The Wiyot Tribe Is Getting Its Land Back and Making California More Affordable

Using the first community land trust developed under tribal law in the United States, the group is turning empty buildings in the coastal city of Eureka into transitional housing.

In early February, a light rain sprinkles across the windshield of Michelle Vassel’s forest green Prius, an official vehicle of the Wiyot Tribe. She’s driving south along the CA-255 bridge toward Eureka, a coastal city in Northern California, passing Tuluwat Island. Ted Hernandez, chair of the Wiyot Tribe, sits in the passenger seat, observing the island—the sacred cultural center of the tribe’s cosmological universe. He and Vassel, the tribal administrator, are surveying the ancestral lands the tribe has recovered in the last 20 years.

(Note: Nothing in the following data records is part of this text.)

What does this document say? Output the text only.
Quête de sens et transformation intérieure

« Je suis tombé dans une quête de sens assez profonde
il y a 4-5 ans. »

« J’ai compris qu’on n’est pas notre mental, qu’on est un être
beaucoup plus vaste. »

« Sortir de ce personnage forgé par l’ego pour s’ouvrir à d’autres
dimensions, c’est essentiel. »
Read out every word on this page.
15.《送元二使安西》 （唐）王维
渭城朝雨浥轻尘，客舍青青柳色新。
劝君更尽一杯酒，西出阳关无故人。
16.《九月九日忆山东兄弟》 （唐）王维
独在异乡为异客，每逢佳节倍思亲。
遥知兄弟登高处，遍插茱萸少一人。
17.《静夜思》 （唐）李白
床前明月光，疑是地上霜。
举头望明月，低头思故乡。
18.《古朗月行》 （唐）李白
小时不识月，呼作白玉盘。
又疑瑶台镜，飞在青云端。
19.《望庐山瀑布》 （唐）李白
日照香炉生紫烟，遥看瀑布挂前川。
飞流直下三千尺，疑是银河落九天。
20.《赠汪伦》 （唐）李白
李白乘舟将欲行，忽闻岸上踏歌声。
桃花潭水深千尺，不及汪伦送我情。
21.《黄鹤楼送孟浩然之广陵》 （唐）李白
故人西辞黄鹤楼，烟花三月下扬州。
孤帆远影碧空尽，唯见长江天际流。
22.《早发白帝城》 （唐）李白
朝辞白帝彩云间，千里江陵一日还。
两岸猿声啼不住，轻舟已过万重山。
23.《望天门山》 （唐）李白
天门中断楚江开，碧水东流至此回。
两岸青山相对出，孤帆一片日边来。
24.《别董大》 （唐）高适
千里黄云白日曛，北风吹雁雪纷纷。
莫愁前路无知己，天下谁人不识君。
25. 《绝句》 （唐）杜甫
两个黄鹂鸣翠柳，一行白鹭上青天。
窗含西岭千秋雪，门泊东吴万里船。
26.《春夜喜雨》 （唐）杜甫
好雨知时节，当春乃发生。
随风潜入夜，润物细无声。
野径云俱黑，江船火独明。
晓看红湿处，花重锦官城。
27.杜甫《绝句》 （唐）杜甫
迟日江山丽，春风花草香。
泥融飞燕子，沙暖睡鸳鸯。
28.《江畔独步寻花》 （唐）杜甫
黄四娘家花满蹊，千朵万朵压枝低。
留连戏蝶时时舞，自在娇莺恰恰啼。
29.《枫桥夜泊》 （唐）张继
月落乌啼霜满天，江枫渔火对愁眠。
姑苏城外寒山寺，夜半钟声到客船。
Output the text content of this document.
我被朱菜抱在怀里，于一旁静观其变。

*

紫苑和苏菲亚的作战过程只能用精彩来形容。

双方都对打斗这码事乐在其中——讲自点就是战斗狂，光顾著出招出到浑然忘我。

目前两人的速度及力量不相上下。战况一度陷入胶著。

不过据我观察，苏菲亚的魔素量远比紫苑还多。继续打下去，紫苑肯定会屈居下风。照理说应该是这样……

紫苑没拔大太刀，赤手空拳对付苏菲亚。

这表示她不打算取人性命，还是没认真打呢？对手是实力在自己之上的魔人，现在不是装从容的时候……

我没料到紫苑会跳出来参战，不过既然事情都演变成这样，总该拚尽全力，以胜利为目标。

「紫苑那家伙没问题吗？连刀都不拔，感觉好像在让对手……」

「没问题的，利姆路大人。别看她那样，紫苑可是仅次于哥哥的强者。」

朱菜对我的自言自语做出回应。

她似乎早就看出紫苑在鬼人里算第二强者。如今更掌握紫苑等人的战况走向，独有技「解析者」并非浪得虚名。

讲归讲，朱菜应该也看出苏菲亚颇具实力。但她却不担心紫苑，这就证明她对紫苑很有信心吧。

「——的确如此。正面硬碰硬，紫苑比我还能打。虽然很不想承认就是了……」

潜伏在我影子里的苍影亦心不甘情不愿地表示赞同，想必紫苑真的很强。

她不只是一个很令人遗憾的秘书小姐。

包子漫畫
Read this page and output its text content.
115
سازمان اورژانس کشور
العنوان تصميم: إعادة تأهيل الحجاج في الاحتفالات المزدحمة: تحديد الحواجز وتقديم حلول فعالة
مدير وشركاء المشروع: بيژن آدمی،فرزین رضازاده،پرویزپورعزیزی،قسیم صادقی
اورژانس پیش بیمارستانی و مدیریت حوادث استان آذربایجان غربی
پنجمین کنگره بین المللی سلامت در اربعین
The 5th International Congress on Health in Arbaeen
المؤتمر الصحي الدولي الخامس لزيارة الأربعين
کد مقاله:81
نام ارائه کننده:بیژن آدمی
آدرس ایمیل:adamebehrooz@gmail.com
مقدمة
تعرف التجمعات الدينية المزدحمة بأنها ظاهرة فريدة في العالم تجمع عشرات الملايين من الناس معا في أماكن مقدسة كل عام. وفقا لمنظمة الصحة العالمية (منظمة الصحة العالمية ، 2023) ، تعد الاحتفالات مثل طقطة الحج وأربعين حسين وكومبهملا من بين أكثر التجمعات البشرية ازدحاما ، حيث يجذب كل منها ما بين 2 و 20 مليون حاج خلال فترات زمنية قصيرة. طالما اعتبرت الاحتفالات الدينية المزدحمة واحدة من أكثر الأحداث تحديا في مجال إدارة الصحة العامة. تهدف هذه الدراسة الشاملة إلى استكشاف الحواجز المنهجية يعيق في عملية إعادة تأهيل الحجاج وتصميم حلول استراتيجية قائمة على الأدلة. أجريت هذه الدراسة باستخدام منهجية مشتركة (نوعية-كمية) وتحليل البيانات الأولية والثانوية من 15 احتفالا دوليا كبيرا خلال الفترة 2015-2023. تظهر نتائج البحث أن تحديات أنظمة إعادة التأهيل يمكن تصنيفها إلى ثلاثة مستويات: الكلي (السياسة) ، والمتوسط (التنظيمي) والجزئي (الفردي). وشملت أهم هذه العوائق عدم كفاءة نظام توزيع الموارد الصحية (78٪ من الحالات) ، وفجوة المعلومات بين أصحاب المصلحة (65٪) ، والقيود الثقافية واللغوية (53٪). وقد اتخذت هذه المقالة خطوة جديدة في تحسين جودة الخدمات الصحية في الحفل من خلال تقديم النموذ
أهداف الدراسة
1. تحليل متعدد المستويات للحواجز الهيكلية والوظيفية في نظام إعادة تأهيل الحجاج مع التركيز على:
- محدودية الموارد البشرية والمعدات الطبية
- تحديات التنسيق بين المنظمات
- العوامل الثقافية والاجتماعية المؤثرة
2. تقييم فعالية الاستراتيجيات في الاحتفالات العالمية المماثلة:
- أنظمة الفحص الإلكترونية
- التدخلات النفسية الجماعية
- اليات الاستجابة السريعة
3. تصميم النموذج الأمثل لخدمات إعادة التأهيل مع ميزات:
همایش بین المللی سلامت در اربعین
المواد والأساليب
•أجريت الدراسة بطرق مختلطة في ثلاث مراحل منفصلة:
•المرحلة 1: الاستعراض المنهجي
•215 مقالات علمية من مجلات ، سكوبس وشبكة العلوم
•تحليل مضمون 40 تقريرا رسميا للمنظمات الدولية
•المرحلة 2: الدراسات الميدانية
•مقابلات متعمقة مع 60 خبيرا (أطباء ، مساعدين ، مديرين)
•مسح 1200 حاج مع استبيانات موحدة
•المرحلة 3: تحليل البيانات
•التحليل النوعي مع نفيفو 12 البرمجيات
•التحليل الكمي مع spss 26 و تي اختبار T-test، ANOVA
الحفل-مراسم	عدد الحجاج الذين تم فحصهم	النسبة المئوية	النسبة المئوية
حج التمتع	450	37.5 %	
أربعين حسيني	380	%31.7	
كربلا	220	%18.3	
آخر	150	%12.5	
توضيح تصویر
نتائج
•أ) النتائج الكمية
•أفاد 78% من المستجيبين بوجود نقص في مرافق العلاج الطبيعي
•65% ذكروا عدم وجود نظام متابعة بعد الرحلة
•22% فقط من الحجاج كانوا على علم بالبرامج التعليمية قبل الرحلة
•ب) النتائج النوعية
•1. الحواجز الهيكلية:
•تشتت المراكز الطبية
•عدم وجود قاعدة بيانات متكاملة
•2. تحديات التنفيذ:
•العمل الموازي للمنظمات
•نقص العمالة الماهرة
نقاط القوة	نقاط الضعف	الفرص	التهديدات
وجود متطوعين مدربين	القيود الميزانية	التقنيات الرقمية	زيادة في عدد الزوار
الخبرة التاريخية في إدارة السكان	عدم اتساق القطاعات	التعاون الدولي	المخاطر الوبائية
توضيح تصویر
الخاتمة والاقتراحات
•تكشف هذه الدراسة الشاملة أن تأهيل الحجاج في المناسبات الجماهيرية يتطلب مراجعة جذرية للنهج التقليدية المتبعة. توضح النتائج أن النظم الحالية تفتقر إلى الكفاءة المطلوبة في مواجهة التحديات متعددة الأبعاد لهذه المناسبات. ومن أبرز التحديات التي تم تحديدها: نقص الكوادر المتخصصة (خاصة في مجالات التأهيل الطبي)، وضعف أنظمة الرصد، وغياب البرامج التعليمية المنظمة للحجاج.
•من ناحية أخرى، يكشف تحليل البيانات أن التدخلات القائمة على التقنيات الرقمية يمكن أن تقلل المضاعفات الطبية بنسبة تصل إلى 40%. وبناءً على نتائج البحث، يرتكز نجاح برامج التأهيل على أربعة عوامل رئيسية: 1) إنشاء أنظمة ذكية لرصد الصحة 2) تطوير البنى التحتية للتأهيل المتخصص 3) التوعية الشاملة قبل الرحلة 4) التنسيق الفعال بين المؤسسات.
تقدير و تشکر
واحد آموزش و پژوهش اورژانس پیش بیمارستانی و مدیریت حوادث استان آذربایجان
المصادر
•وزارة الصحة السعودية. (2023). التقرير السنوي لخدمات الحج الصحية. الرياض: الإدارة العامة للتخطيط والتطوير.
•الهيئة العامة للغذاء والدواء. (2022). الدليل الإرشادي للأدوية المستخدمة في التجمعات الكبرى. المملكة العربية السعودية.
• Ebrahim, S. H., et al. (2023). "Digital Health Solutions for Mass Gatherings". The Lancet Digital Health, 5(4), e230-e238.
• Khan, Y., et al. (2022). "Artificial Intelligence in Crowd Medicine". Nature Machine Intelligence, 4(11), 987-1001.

In the evenings, Vassel says, some unhoused people walk north across the two-lane bridge to make camp or find shelter on one of the islands in the middle of the bay or farther north in Samoa, a forested peninsula across the waters. They then walk back to Eureka the next day for social services.

On the coast north of San Francisco around Eureka, California, the Wiyot Tribe has spent decades reclaiming its ancestral lands.
On the coast north of San Francisco around Eureka, California, the Wiyot Tribe has spent decades reclaiming its ancestral lands.

Tuluwat Island sits in what is now Humboldt Bay. Many Wiyot people lived on the island until 1860. That year, a group of white settlers interrupted the Wiyot Tribe’s World Renewal Ceremony on the island, killing scores of Wiyot people, mostly women, children, and elders—an act so vicious, it earned the city the nickname Murderville by newspapers in San Francisco and New York. Afterward, the bay was full of blood, Vassel says. For more than 150 years, the island remained out of Wiyot hands until the tribe began purchasing it piece by piece in 1999. Now, the tribe owns most of the island and has created a historic connection with the people of Eureka.

"This has been an intergenerational movement to heal the island, to heal our people, to heal our community. Today we make history together," Hernandez said at a news conference among Eureka’s city leaders the day the last land was returned in 2019. "We changed their story."

"I like to think I just happened to be one of the lucky ones that was alive and here when that happened," says Vassel. "But, you know, work had been done for generations getting to that point."

While returning land to tribes is a major achievement, it isn’t a silver bullet solution to the many problems facing the Wiyot and other tribes across the country. Even when land is returned, many Native people still can’t afford to live close by, something especially true in California, where in January the overall median home price exceeded $751,000, according to the California Association of Realtors.

Tribal chair Ted Hernandez and tribal administrator Michelle Vassel are leading the effort to reclaim ancestral lands, monitoring land in the area, like this former village site.
Tribal chair Ted Hernandez and tribal administrator Michelle Vassel are leading the effort to reclaim ancestral lands, monitoring land in the area, like this former village site.

"Our people are being priced out of the local housing market, so just think about that, the depth of that," says Vassel. "The people that have been here for hundreds of thousands of years can’t afford to live here anymore—and that’s happening all across California in Indian Country."

So the Wiyot Tribe is not stopping at just getting land back. After years of preparation, in February 2020, it took the historic step of creating the first community land trust (CLT) developed under tribal law in the United States.

CLTs are nonprofit development corporations representing residents of a certain area. The trusts use private and public funds to acquire and manage land on behalf of their constituents to create things like public amenities or housing. Residents can own or rent housing on CLT land but cannot own the land and usually live on CLT property using ground leases, which often last 99 years. Perhaps the most beneficial part of a CLT is that when a trust buys the land, the land permanently leaves the market and the CLT is able to keep rental or mortgage rates low on its housing units. The first community land trust in the U.S. was founded by civil rights advocate Robert Swann in 1970 to give Black sharecroppers an opportunity to collectively own the land they worked. As of 2021, there were over 260 CLTs across the country, according to the Georgetown Climate Center.

In 2019, the tribe finally regained control of Tuluwat Island, the site of a massacre of Wiyot people in 1860 and the center of the tribe’s universe.
In 2019, the tribe finally regained control of Tuluwat Island, the site of a massacre of Wiyot people in 1860 and the center of the tribe’s universe.